The problem is, *which* member of the union are you initializing?  If your
union has int and double members, and you initialize it to 0, which member
does this initialize?  Remember that C converts int to double as necessary.
Suppressing the conversion for this case only is an awkward special case,
and creates other problems.

Nobody contends that the "first member" rule is a particularly useful way
of initializing unions.  It is there because (a) "doing it right" isn't
easy and there is little experience with the problems created, but (b) it
really is necessary to make initialization of unions meaningful, if only
so you can answer questions like "what does initialization to 0 mean?".
The "first member" rule is solely a matter of needing to do something,
not having any clear indication that there is any "best" way, and wanting
to avoid dangerous complexity.  The "first member" rule has the virtue
that there *is* implementation experience with it, so its effects are
understood to some extent.  Not true of most alternatives.
-- 
				Henry Spencer @ U of Toronto Zoology
				{allegra,ihnp4,linus,decvax}!utzoo!henry

grahamr@azure.UUCP (Graham Ross) (10/31/84)
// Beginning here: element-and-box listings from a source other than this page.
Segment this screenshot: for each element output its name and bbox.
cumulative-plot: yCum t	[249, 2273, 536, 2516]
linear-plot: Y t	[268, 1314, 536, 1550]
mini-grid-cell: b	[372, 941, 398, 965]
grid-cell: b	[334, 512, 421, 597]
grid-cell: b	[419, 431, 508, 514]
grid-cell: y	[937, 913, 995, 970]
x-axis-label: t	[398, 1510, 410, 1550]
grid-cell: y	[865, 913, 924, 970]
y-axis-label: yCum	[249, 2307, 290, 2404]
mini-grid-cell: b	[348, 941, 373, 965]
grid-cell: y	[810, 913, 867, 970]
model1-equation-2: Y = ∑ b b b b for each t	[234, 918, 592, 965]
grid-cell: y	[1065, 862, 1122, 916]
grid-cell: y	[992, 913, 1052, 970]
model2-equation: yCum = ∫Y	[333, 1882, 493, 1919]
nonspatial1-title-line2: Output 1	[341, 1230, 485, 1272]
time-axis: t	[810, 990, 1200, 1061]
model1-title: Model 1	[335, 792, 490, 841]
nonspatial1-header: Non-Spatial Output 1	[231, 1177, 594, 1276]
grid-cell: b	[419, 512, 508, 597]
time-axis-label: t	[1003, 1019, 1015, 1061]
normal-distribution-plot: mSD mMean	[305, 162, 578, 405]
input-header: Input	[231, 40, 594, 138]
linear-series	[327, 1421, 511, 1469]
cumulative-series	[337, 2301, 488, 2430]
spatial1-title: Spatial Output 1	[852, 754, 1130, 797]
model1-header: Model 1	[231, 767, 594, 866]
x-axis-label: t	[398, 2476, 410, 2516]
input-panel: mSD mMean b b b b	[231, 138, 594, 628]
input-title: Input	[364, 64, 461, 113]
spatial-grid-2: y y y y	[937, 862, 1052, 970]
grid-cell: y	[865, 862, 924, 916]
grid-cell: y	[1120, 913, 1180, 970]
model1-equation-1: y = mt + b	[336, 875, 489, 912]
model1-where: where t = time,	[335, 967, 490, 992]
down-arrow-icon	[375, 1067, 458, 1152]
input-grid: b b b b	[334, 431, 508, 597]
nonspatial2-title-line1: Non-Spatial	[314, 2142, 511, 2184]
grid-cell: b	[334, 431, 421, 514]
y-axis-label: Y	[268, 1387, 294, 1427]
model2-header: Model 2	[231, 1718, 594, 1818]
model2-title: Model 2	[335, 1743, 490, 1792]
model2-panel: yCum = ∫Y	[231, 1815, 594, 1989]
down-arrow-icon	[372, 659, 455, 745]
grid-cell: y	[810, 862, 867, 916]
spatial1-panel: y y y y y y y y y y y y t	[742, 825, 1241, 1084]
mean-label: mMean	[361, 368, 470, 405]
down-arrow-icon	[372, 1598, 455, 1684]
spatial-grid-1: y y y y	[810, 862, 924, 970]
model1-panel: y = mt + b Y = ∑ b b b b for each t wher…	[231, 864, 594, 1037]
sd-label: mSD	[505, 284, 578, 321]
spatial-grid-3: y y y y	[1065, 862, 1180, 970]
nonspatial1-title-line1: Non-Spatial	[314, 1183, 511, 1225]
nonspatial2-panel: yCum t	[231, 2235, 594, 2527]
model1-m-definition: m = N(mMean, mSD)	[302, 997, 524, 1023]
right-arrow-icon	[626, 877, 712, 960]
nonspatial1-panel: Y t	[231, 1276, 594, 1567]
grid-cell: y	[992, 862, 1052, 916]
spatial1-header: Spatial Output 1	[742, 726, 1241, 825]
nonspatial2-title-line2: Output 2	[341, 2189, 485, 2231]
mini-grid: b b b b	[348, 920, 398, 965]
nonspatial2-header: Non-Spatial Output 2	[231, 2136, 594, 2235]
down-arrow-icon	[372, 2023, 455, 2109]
Three comments about non-zero NULL:

1. Because of implicit comparison with zero, as in "while(p)s;", this idea
is cannot be implemented simply by changing stdio.h to read
#define NULL ((char*)0x87654321)

2. In making changes to the compiler, this must remain zero:
	(p = NULL , (int)p)
Also, for every declared "var", this must remain one:
	(p = &var , (int)p != 0)

3. The issue of how a union can be set to zero was handled properly by the
correspondent who said the first member is initialized to zero.  A further
note might be made that exec(2) need not know where to put the 0x87654321
patterns; crt0 or something emitted by the linker can do this, but perhaps
with a substantial amount of work and/or abandonment by Unix of the
"common model" for linking.

	Graham Ross, Tektronix, ...!tektronix!tekmdp!grahamr

henry@utzoo.UUCP (Henry Spencer) (11/04/84)

> 1. Because of implicit comparison with zero, as in "while(p)s;", this idea
> is cannot be implemented simply by changing stdio.h to read
> #define NULL ((char*)0x87654321)

Quite correct.  The compiler itself has to know what the bit pattern of
the 0 pointer is, so that it can generate correct code for implicit
comparisons against 0.

> 2. In making changes to the compiler, this must remain zero:
> 	(p = NULL , (int)p)
> Also, for every declared "var", this must remain one:
> 	(p = &var , (int)p != 0)

Sorry, wrong.  The results of casting a pointer to integer are explicitly
implementation-defined, except for the ability -- in certain limited
circumstances -- to cast it back to pointer and get the same one you
started with.  There are *no* *guarantees* anywhere about the results
of the comparisons you give, and compilers for odd machines are entitled
to give results other than the ones you suggest.

The key point in all of this is that the constant 0 does not necessarily
have the same representation in all types.
-- 
				Henry Spencer @ U of Toronto Zoology
				{allegra,ihnp4,linus,decvax}!utzoo!henry